A difficult economic environment is also crimping developers’ efforts to raise capital to fund their development pipeline.
“Severe” undersupply
According to the report, there is potential for 135 facilities above 10,000 sqm to be delivered. Overlaying demand, there have been 172 lease deals per annum above 10,000 sqm on average over the past three years.
“While demand and enquiry have softened in 2024, even if we assume a 20% fall in deals above 10,000 sqm, it still matches supply in this size bracket (138 deals per annum), and with vacancy rates currently at just 2.0%, it suggests the severe undersupply of warehouse space will likely remain.
“Not all of this supply is expected to eventuate, exacerbating the undersupply issue.”
The sectors that have driven demand above 10,000 sqm are transport and logistics and retail trade occupiers, which have collectively accounted for 68% of deals by number over the past three years.
“While demand has been patchy in 2024 for these sectors, take-up is expected to increase over the next 18 months, driven by improving economic conditions, positive real income growth, and contract renewals for the transport and logistics groups, which will trigger deal activity.”

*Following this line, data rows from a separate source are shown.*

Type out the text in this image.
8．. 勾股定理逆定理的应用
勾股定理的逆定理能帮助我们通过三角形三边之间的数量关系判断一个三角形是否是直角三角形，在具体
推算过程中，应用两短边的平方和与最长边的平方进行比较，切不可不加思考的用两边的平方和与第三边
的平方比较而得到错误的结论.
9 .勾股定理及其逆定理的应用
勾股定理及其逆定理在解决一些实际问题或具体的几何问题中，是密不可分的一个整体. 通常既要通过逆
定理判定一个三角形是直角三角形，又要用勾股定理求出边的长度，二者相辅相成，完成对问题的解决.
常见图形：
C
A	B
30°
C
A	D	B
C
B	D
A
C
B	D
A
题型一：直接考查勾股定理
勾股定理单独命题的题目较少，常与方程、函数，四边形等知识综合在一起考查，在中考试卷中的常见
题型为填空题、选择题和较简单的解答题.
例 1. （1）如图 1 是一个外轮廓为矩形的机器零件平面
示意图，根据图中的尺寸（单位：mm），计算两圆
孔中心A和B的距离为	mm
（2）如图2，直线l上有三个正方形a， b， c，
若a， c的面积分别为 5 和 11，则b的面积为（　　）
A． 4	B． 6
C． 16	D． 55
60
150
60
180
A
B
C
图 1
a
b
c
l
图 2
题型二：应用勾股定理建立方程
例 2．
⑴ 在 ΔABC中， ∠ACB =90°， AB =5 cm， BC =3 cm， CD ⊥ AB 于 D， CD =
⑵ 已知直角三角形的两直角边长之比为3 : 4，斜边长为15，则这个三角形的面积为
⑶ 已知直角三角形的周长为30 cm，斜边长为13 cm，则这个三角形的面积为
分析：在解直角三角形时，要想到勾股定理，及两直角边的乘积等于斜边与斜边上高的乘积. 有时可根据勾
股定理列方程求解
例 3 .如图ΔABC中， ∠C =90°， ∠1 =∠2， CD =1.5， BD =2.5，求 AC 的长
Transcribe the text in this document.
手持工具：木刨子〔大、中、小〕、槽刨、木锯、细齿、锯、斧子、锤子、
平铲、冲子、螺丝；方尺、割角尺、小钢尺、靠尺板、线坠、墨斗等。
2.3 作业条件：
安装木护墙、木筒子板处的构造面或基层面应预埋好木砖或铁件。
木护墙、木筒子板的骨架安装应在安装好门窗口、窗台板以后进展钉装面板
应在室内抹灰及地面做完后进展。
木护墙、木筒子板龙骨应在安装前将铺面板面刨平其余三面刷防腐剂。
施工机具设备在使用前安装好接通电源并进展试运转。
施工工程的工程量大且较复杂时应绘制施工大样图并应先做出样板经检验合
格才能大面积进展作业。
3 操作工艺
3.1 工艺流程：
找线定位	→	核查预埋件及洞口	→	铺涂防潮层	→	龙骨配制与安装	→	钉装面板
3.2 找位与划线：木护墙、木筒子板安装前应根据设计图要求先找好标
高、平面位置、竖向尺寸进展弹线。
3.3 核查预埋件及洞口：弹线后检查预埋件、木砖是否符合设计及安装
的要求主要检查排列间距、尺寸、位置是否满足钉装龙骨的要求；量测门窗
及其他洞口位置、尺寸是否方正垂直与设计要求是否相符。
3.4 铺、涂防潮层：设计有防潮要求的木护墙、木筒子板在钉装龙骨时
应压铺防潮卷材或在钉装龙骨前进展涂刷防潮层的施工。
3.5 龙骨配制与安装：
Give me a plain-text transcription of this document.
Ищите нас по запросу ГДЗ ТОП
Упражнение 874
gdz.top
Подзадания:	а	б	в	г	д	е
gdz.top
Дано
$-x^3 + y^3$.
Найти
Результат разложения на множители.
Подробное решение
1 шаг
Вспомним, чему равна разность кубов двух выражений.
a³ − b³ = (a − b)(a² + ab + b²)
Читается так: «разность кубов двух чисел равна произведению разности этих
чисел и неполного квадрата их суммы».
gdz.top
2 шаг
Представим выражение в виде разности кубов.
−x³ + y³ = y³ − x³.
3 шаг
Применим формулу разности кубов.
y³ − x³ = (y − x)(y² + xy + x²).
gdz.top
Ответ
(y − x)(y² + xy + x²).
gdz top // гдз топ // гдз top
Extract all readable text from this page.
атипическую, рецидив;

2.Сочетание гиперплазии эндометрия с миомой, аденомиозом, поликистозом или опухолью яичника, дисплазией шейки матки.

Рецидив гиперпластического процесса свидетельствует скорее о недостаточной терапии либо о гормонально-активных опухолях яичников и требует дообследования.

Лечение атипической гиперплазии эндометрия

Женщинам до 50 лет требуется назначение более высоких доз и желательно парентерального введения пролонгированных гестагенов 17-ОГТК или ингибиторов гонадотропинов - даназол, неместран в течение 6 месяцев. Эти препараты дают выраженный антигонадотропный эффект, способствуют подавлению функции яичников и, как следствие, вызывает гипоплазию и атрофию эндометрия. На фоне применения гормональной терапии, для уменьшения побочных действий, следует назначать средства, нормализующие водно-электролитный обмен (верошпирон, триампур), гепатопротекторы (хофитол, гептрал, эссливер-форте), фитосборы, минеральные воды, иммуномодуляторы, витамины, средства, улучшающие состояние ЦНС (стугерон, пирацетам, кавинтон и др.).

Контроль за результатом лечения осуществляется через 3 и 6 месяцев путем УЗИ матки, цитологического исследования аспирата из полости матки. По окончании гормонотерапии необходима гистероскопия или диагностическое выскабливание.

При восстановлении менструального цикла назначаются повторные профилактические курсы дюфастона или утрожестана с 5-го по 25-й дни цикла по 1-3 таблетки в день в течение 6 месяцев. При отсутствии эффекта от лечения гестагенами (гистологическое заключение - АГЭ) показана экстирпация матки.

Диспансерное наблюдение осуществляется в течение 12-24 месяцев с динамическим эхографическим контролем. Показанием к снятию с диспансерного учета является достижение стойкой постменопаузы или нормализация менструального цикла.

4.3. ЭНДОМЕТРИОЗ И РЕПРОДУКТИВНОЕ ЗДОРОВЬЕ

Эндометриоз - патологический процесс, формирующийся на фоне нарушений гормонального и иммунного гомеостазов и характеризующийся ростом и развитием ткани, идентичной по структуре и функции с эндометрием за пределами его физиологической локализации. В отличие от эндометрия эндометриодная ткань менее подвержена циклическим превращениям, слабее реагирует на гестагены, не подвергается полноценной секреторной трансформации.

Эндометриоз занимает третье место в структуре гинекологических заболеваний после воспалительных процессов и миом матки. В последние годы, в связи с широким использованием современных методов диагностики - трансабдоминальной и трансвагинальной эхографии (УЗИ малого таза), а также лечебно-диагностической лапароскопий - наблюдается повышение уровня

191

Five submarkets account for 72% of the current under-construction pipeline, led by Melbourne’s west, Sydney’s outer west, and Melbourne’s north. Pitting the under-construction supply pipeline against the 10-year annual average level of take-up shows that supply is well balanced across the country. Even for Melbourne’s west, where just over 500,000 sqm is under construction, this is matched by a similar level of annual take-up.
Submarkets where supply moderately outpaces long-term take-up volumes include Brisbane’s west, Melbourne’s north and Adelaide’s outer north; however, in each case, vacancy rates remain well below balanced levels.
Alternatively, supply in Melbourne’s south-east, Sydney’s central west and west and Brisbane’s Trade Coast falls short of annual demand levels, which is expected to drive an outperformance of rental growth.
Demand shifts to smaller facilities
Following years of robust demand for facilities above 20,000 sqm, demand has shifted in 2024, with smaller leases being the most active by a “substantial” margin. In the first half of 2024, 77% of lease deals nationally by number were in the 3,000 to 10,000 sqm size bracket, while the average deal size has fallen 45% from the level recorded in 2022.
The supply pipeline doesn’t marry up to the demand, Cushman & Wakefield said, largely because plans were submitted and approved prior to 2024 when demand was still robust for big box facilities.
In 2024 and 2025, 40% of supply additions will be facilities above 20,000 sqm, while just 22% is for facilities in the 3,000 to 10,000 sqm range.